Brasília, 15 (AE) - A maior preocupação do governo, a três dias do último turno de votação da proposta que reinstitui e aumenta a Contribuição Provisória sobre Movimentação Financeira (CPMF), é com a influência do governador mineiro Itamar Franco (PMDB) sobre parte da bancada mineira. Ele pediu que os deputados só votem a CPMF se o Palácio do Planalto der fim às sanções impostas a Minas Gerais. Hoje, o presidente Fernando Henrique Cardoso conversou por duas horas com o líder do PMDB na Câmara, Geddel Vieira Lima (BA), indicado pela bancada para buscar um entendimento junto ao governo federal para a questão de Minas.
Depois de levar o apoio do PMDB à votação da CPMF, Geddel deixou o encontro com tom enigmático e informando que participaria ainda de "conversas técnicas" com o governo, mas insistiu que o presidente quer uma solução. "As portas do Palácio da Alvorada e do Planalto estão abertas ao governo de Minas e ao diálogo", disse mais tarde o porta-voz do presidente
embaixador Sérgio Amaral. Orientados pelo Planalto, os governistas se armam para desarticular o movimento de deputados mineiros iniciado na visita de Itamar Franco à Câmara, que pode obstruir os esforços no governo na condução das negociações no exterior. "A notícia de uma ameaça à votação da CPMF faz um barulho danado lá fora", observou um interlocutor governista.

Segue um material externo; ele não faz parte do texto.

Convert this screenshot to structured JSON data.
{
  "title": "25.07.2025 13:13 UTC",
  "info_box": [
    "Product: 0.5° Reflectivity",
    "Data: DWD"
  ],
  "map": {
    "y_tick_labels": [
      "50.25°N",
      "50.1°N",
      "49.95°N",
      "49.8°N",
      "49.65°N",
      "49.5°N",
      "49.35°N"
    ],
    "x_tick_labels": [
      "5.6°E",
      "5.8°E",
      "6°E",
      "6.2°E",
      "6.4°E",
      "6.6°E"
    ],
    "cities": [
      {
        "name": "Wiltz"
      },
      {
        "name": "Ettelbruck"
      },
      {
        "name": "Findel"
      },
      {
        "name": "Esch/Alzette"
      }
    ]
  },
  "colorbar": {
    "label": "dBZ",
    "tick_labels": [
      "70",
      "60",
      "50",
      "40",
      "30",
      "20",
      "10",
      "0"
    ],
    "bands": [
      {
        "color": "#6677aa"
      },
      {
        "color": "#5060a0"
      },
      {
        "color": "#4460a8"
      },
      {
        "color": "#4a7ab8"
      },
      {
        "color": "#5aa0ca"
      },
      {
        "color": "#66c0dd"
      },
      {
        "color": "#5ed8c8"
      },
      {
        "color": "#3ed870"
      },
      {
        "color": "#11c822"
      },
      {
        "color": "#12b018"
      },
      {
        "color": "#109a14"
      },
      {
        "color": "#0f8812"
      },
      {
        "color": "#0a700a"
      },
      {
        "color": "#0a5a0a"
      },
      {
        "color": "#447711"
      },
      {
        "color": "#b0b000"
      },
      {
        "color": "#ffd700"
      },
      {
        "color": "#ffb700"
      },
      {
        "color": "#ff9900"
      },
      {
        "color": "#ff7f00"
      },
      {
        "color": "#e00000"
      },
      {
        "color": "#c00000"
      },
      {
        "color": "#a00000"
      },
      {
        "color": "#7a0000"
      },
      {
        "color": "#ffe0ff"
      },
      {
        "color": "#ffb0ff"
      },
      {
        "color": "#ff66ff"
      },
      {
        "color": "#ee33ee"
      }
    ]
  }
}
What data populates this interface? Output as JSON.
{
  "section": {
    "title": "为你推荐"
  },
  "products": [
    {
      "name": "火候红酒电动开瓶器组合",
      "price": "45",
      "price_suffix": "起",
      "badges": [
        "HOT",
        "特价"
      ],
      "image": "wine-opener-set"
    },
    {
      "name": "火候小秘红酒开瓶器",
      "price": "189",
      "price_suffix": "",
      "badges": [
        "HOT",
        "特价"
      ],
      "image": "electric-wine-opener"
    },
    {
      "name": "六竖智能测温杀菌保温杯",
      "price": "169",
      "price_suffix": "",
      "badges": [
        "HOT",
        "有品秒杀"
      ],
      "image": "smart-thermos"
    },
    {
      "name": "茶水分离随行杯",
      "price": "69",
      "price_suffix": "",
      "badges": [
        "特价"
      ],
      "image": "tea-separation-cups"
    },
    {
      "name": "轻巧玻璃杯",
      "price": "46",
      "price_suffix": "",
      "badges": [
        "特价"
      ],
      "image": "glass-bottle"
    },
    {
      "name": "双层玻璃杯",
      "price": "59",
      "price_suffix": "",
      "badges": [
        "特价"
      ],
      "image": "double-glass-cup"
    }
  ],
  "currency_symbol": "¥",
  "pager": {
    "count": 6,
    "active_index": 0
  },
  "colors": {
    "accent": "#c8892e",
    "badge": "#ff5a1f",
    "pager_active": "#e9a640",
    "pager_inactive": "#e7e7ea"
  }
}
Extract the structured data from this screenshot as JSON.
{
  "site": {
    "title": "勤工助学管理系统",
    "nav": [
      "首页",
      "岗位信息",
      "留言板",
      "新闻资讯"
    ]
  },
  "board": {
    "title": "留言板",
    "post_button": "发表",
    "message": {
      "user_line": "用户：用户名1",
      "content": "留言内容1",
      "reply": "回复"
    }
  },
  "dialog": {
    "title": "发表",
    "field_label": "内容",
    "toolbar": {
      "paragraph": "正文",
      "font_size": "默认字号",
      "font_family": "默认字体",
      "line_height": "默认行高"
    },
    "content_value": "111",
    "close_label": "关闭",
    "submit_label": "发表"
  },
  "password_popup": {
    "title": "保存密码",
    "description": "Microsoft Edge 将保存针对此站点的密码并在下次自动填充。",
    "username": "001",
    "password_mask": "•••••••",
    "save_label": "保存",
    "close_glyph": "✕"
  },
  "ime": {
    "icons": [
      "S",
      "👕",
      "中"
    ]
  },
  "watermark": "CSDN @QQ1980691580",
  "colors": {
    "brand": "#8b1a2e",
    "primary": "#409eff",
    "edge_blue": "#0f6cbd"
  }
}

Itamar Franco conseguiu tirar seis votos do governo na votação em primeiro turno da CPMF. O perigo é maior, agora, porque o governador conseguiu inflamar mais deputados na semana passada, mas os aliados do governo no PMDB não apostam muito. "A dissidência não passará de 15 deputados", afirmou o vice-líder do PMDB, Darcísio Perondi (PMDB-RS).
O líder do PMDB reúne sua bancada na Câmara na quarta-feira (17), às 10h, para discutir o fim do embargo federal a Minas Gerais e o encontro entre as equipes técnicas do governo federal e o mineiro. Mas Geddel já avisou que não colocará o tema CPMF na pauta da reunião. "O PMDB não vai discutir novamente se vota contra ou a favor da CPMF, já decidiu votar a favor e o presidente tem nossa palavra", repetiu ele.
Enquanto o governo tenta dissolver a pequena rebelião do PMDB, o presidente da Câmara, deputado Michel Temer (PMDB-SP), reúne-se amanhã (16) com o líder do governo, deputado Arnaldo Madeira (PSDB-SP), e o líder do PT, deputado José Genoíno (SP), para chegar a um consenso sobre a data de votação do segundo turno.
O líder do PT sustenta que o regimento não permite votação antes de quinta-feira. Já o líder do governo diz que, do seu ponto de vista, a votação pode acontecer na noite de quarta-feira. "Eu jamais concordaria em fazer um acordo com o governo para quebrar uma regra do regimento", ressaltou Genoíno.
Madeira alega que não fará "nenhum "cavalo de batalha" sobre a data. Mas sua pressa se explica com o calendário traçado pela equipe econômica para iniciar a cobrança da CPMF em 1º de julho. Como não estão previstas muitas votações neste segundo turno da emenda da CPMF, os líderes governistas estimam que, depois de contados todos os prazos regimentais restantes, a votação da redação final da emenda poderá ocorrer no dia 31. Será quarta-feira da Semana Santa, mas como essa última votação exige quórum de apenas maioria simples, a liderança do governo está otimista.